Control of AP-evoked Ca²⁺ entry and neurotransmission is determined by K_v3 channels. A, An AP (black), recorded from an SC bouton, was used as the voltage command for a kinetic model of Ca_v channel gating. Ca_v channel open probability (P_o) was integrated and is shown below. AP duration was prolonged (red) simulating the loss of K_v3-mediated repolarization resulting in a proportional increase in Ca_v channel opening. B, Simultaneous recording of spike waveform using VSD imaging and the resulting AP-evoked Ca²⁺ transient recorded with the green Ca²⁺ indicator dye, OGB-1. C, APs and the resulting AP-evoked Ca²⁺ transients simultaneously recorded in a bouton in control and in TEA (500 μm).

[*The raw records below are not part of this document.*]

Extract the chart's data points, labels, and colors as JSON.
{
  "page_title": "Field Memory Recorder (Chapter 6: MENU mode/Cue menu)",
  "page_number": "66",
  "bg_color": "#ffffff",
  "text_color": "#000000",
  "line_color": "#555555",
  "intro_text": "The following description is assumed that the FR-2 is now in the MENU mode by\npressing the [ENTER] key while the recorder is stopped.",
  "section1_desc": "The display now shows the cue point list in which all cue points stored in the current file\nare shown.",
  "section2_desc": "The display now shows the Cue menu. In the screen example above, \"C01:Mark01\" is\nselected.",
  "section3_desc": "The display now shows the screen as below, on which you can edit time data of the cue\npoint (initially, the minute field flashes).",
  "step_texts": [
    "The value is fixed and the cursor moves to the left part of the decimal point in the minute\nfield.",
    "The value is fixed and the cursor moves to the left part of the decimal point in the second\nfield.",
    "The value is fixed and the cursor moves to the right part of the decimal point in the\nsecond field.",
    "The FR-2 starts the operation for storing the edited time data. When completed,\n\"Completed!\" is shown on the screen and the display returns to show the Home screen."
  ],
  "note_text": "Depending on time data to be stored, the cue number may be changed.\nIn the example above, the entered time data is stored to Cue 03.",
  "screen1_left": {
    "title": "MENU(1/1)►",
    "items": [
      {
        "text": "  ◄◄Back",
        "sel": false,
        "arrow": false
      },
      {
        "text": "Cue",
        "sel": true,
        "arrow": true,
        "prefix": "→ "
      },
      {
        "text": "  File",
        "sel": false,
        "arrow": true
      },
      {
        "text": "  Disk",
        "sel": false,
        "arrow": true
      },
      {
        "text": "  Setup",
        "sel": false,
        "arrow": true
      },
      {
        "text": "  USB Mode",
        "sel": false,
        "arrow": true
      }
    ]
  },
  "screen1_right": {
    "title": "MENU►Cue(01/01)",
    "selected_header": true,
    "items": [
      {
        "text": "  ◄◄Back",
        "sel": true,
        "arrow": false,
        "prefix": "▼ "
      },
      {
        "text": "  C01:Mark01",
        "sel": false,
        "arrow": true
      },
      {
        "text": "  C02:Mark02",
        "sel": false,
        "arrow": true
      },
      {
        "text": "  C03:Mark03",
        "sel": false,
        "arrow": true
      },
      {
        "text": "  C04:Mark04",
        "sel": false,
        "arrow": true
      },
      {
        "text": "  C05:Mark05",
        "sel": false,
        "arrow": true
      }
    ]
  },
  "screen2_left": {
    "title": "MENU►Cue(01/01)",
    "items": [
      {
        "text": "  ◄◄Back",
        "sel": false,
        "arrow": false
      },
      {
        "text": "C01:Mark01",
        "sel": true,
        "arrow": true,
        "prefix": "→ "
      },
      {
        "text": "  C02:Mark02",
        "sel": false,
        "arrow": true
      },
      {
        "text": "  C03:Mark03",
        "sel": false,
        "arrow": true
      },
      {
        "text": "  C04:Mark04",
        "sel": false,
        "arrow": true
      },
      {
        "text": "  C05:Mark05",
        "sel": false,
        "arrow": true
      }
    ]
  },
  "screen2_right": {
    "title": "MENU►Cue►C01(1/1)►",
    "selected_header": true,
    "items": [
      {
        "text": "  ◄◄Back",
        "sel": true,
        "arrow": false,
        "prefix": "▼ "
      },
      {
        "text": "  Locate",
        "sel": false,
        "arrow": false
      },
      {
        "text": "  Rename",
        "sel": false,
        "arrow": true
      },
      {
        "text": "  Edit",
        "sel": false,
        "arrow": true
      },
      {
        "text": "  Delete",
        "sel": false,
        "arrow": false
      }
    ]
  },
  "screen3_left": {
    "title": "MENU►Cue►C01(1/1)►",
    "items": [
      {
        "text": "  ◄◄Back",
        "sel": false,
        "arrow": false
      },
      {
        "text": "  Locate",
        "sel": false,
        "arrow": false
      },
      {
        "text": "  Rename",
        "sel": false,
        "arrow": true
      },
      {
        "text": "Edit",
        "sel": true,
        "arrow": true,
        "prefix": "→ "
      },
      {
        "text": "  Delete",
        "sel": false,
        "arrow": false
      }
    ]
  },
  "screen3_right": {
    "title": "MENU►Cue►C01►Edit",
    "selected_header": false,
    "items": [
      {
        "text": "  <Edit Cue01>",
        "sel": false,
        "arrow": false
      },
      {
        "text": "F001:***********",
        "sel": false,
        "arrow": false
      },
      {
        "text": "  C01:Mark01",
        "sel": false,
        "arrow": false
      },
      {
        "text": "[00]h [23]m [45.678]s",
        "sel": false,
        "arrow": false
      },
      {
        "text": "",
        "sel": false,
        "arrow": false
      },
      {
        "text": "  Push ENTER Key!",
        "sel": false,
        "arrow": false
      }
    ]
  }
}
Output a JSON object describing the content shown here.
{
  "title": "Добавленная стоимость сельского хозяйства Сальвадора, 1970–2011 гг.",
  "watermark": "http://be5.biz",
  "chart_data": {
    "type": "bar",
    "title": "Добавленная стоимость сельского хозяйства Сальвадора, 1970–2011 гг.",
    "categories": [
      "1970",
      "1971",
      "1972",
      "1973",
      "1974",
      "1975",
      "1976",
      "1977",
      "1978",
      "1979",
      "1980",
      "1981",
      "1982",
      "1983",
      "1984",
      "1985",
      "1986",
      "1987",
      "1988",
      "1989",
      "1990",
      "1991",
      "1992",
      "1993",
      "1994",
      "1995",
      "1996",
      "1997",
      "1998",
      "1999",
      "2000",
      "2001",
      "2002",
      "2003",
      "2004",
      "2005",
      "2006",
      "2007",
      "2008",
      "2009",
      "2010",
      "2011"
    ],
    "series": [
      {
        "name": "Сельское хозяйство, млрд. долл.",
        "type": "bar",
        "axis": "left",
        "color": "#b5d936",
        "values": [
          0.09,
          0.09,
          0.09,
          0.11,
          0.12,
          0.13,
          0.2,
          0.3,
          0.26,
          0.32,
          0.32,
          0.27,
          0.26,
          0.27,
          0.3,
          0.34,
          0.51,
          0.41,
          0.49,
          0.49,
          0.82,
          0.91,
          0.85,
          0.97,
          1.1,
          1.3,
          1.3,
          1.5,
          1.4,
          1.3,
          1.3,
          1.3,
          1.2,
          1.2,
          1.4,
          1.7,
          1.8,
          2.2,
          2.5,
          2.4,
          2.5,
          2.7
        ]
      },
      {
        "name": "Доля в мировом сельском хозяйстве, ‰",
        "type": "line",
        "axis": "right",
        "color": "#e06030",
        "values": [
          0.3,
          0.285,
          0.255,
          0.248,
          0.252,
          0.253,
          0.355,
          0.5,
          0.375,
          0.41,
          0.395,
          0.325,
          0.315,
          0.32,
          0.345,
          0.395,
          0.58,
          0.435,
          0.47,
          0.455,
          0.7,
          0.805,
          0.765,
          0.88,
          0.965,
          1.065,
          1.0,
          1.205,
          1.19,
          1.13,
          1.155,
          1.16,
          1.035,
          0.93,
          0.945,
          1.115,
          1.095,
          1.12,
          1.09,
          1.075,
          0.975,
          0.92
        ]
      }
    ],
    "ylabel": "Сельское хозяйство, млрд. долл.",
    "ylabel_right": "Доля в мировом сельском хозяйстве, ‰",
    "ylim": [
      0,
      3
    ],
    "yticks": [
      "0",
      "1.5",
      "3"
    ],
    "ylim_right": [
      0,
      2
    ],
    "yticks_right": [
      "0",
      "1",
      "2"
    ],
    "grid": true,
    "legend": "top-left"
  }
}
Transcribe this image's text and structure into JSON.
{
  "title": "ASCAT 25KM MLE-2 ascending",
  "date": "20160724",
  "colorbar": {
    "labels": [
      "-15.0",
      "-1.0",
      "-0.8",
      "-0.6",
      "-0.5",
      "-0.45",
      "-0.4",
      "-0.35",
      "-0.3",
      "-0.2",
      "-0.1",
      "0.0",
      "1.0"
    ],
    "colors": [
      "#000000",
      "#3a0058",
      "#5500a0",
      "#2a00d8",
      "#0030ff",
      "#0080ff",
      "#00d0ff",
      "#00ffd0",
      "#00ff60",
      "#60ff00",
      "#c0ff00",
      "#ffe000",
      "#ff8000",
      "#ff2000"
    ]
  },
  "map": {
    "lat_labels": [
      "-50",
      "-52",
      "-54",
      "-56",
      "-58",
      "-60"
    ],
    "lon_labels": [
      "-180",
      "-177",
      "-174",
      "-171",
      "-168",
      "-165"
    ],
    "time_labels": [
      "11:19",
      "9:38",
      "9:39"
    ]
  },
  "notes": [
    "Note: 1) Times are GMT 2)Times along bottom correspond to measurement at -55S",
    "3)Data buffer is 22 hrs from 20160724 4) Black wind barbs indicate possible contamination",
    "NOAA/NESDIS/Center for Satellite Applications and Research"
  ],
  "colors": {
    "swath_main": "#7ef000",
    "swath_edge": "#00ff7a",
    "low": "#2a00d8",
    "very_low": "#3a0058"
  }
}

D, In a paired recording from synaptically connected SCs, APs evoked by on-cell stimulation of a presynaptic SC (SC Pre.) evoke GABA_A receptor-mediated IPSCs in a voltage-clamped postsynaptic SC (SC Post.). Averaged postsynaptic responses are shown in control and following bath application of TEA (500 μm). E, Average AP-evoked IPSC from a paired SC recording in control and BDS-I (1 μm). F, Spontaneous mIPSCs (0.5 μm TTX) in control and in TEA (500 μm). Cumulative probability of mIPSC amplitudes is shown in the histogram on the right. Superimposed in the inset are the averaged and aligned mIPSCs from each condition. G, A recording from synaptically connected SCs with AP-evoked IPSCs in control and DTX (100 nm). H, In a background of TEA (500 μm), AP-evoked IPSCs from a paired SC recording with responses in control and DTX (100 nm). I, Summary data from synaptically connected SC recordings showing the effect of K_v channel blockers on the amplitude of AP-evoked IPSCs. Data are mean ± SEM; *p < 0.05 by one-way ANOVA. Cont., control.